After rushing through her afternoon chores, Lia walked into town, hoping to catch a glimpse of the new preacher. Her entertainment table in the Palace of the Pure Girls had contained images of Father September: a tall, severe-looking man with black eyes, bushy black eyebrows, and a long black beard. In the images, he was always shown wearing a yellow robe, supporting a model of the Cydonian Pyramid with one hand and carrying a silver
arma
in the other. She wanted to see if the man calling himself Father September matched that image.

When she reached the church, Lia hesitated. The thought of finding herself face-to-face with the real Father September was terrifying. As she stood by the corner of the church, trying to find the courage to enter, the doors opened and a pair of men emerged, both wearing yellow T-shirts.
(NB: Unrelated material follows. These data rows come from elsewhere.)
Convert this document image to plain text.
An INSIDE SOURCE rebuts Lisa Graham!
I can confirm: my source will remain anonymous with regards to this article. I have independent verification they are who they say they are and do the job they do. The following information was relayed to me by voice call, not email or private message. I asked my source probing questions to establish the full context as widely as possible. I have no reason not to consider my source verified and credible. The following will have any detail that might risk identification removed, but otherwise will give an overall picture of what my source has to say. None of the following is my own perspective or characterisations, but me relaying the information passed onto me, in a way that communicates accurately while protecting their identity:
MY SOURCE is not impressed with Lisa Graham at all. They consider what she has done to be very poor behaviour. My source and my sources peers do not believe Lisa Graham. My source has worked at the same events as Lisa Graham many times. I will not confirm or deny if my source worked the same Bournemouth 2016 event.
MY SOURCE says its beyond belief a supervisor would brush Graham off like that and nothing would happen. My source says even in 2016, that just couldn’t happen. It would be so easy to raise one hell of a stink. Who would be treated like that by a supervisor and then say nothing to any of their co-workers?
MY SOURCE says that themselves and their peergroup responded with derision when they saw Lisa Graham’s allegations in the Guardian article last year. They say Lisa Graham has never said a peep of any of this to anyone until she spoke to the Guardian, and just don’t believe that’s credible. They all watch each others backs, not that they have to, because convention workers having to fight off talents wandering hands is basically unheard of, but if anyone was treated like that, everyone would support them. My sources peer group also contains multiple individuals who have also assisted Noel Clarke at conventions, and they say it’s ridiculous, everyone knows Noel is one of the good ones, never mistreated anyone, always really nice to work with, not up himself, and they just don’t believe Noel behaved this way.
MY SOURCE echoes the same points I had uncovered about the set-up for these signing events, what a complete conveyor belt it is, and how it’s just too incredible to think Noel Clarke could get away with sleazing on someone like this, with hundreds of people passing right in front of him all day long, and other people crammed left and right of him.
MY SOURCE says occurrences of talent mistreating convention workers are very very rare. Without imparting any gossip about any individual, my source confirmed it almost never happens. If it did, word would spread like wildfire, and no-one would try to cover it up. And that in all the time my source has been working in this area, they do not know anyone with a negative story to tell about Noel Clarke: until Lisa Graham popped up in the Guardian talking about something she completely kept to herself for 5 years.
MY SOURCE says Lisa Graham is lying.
She immediately recognized the deacon who had forced her to drink poppy tea.

She ducked behind the corner of the building and clapped a hand to her throat. The memory of that awful day flooded her body. Her heart was pounding so hard, she could feel it in her ears, and her legs had gone rubbery, as if seeing the deacon had infused her with the tea. After a moment, she peeked back around the corner. The men were standing on the steps, talking. They hadn’t seen her.

Lia backed away, then turned and ran until she had left downtown Hopewell behind. She walked home in a daze, trying to understand what she had seen. Unanswerable questions tumbled through her mind. By the time she reached the farm, she was thinking more clearly, but the questions remained. The deacon must have arrived through a Gate, but why? Was he the only one, or were there others? Were they looking for her? Would they recognize her? Would they even care that she was there? More likely, she thought, their being here had something to do with Father September. And if the new preacher was the
real
Father September, that would mean that the Lah Sept had its origins here, in Hopewell.